Mes mains si fragiles dans les tiennes si douces au toucher et si râpeuses à la fois.

Ces mains qui ont fait tant de choses.

Ces mains me touchaient les cheveux pour me coiffer.

Ces mains qui me tendaient des bonbons.

Ces mains qui me bordaient le soir.

Ces mains qui tenaient un livre pour lire une histoire.

Ces mains qui me prenaient pour me prendre dans tes bras.

Ces mains qui me débarbouillaient le visage avant l'école.

S'il y a une chose que je ne peux pas oublier, c'est lorsque tu partais au travail, tu ne faisais pas de bruit, tu étais routier, parfois on te voyait le week-end, ou d'autres fois on te voyait au bout de quinze jours.

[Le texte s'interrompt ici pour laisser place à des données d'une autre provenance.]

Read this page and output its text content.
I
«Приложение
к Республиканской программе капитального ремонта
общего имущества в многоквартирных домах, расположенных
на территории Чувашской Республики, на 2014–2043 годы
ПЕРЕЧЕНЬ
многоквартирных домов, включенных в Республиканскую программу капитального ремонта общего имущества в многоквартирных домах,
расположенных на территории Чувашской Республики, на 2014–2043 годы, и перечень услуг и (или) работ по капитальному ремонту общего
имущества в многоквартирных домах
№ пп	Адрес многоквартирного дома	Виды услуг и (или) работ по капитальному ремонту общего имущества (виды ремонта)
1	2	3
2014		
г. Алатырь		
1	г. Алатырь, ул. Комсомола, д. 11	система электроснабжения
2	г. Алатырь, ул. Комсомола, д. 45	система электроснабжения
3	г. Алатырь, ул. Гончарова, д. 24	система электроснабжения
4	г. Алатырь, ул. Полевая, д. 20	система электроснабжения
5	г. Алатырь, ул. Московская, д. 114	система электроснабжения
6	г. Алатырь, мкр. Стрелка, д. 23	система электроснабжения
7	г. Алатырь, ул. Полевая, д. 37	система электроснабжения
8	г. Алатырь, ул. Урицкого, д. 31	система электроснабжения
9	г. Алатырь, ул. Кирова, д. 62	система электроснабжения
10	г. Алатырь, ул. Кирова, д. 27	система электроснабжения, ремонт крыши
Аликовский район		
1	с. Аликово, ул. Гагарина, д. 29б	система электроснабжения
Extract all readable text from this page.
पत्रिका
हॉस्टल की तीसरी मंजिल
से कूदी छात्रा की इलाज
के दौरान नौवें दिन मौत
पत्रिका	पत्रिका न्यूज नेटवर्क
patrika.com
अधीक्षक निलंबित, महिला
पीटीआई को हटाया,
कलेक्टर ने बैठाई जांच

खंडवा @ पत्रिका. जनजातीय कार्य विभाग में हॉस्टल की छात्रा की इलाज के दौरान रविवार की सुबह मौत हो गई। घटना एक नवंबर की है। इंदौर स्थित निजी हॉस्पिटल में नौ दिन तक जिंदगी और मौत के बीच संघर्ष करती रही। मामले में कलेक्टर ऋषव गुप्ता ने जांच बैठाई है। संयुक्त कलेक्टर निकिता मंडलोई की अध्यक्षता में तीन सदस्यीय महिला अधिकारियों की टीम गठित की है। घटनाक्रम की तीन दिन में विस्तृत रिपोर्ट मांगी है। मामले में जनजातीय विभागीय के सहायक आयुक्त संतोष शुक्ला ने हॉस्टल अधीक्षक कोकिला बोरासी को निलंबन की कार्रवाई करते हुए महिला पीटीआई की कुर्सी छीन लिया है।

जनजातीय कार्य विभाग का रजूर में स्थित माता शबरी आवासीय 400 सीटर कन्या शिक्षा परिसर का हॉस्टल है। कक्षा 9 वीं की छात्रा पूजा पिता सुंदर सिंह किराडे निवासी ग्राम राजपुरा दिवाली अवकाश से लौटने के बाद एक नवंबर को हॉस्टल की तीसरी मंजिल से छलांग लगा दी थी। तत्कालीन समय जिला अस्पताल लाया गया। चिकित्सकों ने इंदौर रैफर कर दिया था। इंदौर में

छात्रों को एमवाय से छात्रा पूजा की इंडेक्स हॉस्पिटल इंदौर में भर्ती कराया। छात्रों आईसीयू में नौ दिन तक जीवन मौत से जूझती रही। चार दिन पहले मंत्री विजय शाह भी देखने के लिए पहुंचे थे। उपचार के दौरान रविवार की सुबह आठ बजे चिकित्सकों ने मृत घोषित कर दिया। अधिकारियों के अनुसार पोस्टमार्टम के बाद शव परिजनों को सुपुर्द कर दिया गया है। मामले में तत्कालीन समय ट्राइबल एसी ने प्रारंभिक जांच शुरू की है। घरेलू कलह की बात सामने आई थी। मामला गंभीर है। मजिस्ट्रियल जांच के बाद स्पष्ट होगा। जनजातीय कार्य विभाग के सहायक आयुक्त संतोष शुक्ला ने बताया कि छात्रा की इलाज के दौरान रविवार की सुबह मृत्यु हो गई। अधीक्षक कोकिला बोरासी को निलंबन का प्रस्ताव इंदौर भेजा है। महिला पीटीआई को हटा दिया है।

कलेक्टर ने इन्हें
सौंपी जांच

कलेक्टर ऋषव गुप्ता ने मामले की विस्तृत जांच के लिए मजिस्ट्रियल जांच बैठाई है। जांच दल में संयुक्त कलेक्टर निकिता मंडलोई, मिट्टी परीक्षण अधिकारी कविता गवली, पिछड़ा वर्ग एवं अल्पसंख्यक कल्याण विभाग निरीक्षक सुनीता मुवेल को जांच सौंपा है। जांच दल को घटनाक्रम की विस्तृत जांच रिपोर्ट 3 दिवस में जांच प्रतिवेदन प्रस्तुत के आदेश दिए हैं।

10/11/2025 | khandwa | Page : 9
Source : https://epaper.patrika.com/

Tu partais de la maison (Chalvaines) jusqu'à Rinaucourt en voiture, et tu reprenais ton camion ensuite. Ce qui me faisait le plus peur, c'était quand tu faisais tes manoeuvres, il y avait une rivière, lorsque tu avançais j'avais l'impression que nous allions tomber dedans. Même en sortant de cette cour où étaient stationnés les camions.

Le démarrage et les manoeuvres sont plus durs qu'une voiture, on est plus secoué aussi, on se sent plus grand car la cabine est haute. La seule fois je suis allée avec toi, c'était pour aller en Meurthe-et-Moselle, c'est mon lieu de naissance, je devais avoir 11 ou 12 ans, tu m'as emmenée voir mes grands parents qui aujourd'hui sont décédés. Ça a été une surprise pour moi car tu ne m'avais rien dit.

Je me souviens même qu'une fois tu avais besoin du réveil car tu partais au boulot à 3 heures du matin, mais tu as oublié de me le remettre à 4 heures 30 et c'est moi qui suis arrivée en retard au travail, j'avais 16 ans et 10 mois.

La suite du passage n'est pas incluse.